According to an arrest affidavit obtained by Law&Crime, Miami police responded around 11 p.m. on Dec. 20, 2024, to a report of a stabbing in the parking garage at Lollar's apartment complex in the 6100 block of Northwest Sixth Court. Paramedics rushed him to a hospital, where he died.
Per the affidavit, Malik, then 17, was set to go shopping with a friend on the day in question. Before she left, she was looking for the pepper spray she typically used for protection, but could not find it, so she grabbed a knife instead, the affidavit said. After shopping, she went to meet with Lollar in the parking garage. The two were "horseplaying," and she somehow ended up stabbing him in the chest.
Lollar's mother, Nathalie Jean, told local NBC affiliate WTVJ she never believed the horseplaying argument.
"Her whole defense is horseplaying. Who horseplays with a knife? You [learn] as a kid that you don't play with sharp objects, right?" she told WTVJ after a bond hearing last year.
As Law&Crime previously reported, surveillance video showed Malik dropping the knife in the parking garage. A portion of Malik's statement to police was redacted from the affidavit. A medical examiner deemed the death a homicide a few weeks after the stabbing.
Malik had not been arrested before this incident, her lawyer said. The attorney told CBS affiliate WFOR that the stabbing was not intentional.

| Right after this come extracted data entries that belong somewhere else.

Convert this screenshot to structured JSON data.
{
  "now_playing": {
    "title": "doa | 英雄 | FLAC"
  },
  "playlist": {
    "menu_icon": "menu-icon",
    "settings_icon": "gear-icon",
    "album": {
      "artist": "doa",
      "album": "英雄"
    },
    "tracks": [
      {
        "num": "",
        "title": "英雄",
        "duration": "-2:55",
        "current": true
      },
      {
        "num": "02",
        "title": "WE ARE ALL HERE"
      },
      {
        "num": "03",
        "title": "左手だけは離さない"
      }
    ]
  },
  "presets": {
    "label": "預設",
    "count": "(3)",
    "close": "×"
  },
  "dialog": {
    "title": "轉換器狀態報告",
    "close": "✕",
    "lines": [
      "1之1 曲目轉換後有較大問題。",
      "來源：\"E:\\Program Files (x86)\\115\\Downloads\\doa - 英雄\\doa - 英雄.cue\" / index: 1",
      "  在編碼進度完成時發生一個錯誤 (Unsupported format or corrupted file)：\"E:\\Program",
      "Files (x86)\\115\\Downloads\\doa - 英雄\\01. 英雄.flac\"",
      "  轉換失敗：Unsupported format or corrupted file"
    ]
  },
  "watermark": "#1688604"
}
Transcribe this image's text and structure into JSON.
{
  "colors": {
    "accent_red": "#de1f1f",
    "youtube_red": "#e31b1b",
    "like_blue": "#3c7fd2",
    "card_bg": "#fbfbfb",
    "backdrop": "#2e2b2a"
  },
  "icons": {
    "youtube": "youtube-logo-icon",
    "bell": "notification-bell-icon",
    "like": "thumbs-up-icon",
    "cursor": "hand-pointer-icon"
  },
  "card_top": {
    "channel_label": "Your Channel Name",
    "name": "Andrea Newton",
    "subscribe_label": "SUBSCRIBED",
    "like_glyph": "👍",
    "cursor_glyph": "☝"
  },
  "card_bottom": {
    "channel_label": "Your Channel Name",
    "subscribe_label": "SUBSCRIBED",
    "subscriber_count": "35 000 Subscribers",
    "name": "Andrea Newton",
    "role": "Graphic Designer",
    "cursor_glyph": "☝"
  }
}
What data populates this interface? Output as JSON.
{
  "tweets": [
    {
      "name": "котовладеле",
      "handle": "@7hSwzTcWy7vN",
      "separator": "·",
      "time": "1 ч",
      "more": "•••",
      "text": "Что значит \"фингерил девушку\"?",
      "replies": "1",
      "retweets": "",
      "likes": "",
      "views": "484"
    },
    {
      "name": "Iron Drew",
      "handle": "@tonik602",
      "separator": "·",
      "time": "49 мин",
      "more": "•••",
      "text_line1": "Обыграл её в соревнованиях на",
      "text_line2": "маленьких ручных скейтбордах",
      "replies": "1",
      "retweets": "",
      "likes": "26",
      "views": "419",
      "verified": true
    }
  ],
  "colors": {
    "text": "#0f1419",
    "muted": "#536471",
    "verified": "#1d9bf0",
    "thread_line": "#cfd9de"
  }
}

The victim's father, Darveed Lollar, said the killing didn't have to happen.
"By somebody just playing, they took my boy's life," he told ABC affiliate WPLG. "That's what they said. They [were] playing."
The family has been frustrated that it took so long to put Malik behind bars, despite knowing she was the one responsible for the homicide.
"They couldn't find something to charge her with the night of, when there was no question as to what happened or who [did] this, so I mean it's, right now, it's a little bittersweet," Darveed Lollar told WTVJ.